Watersheds are larger areas of land where all water flows across or through and drains into a common stream, river, lake, or ocean. They include all the natural and structural channels designed to convey stormwater, the floodplains which store and transport floodwaters, and all other lands up to the highest elevation. No matter how they are delineated, all watersheds meet this definition and thus are critical for understanding and taking a holistic approach to stormwater and floodplain management. All communities are affected by development that takes place upstream in their watershed, and similarly will have an impact on downstream communities through their own development activity. Consequently, communities should plan on a watershed-wide scale.

  • One of the first steps to implementing such an approach is the completion of a watershed master plan that assesses the potential impact of development on existing and future conditions – including impervious surfaces, drainage and stormwater flows, natural systems, and structures throughout the watershed. Plans should also assess the potential impacts to the community from larger rainfall events that exceed the performance standards (design storm) used for existing stormwater facilities. 
  • Once these impacts are known, a more comprehensive program can be created to prevent or minimize adverse impacts including new or revised regulations for development, enhanced macro-scale techniques for stormwater or floodplain management, or capital projects for flood control and mitigation. Such a program will help the community identify opportunities to address problems before and as they arise.

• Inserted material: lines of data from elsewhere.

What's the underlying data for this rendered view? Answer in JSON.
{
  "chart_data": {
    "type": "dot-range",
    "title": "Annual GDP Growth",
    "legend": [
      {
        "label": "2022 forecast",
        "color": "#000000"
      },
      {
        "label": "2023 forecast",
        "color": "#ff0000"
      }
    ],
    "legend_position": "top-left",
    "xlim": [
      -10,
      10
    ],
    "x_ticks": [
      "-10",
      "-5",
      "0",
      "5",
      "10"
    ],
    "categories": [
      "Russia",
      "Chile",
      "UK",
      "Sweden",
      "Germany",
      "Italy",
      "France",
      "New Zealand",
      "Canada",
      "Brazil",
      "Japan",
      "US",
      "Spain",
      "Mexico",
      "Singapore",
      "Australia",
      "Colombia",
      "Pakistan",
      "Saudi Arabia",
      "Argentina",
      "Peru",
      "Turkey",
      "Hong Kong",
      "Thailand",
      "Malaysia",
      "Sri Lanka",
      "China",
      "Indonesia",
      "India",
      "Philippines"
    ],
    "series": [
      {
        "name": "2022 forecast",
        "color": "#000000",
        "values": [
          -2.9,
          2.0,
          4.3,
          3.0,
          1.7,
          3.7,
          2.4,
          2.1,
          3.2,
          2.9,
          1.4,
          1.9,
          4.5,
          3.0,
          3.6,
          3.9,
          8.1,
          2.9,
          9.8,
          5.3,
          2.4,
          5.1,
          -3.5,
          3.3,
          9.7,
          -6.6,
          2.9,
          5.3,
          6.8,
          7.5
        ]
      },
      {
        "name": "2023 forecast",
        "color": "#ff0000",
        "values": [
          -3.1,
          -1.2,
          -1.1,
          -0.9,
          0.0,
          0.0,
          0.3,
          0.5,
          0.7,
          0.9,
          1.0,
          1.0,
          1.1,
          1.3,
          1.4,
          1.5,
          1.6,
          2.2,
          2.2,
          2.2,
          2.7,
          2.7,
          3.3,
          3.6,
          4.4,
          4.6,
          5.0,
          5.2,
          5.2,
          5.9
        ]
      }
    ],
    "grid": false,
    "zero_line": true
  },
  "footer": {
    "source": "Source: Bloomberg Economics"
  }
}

In taking the watershed view, communities are better positioned to consider additional tools or strategies for risk reduction and avoid making development decisions that lead to increased flood hazard vulnerability. Watershed-based planning can also help facilitate regional or multi-jurisdictional coordination on stormwater and flood-related issues that traverse political boundaries. These enhanced efforts can lead to more integrated, coordinated, and systematic solutions across the watershed versus dealing with stormwater solely by locality. For example, by working with neighboring jurisdiction, communities may be able to consider the development and use of regional retention or detention measures. Pursuing these and other types of larger-scale projects may be used to leverage more non-traditional sources of funding for plan implementation. For these reasons, watershed-scale planning is often best executed at the regional scale, with coordination and creation of a regional planning entity with appropriate authority.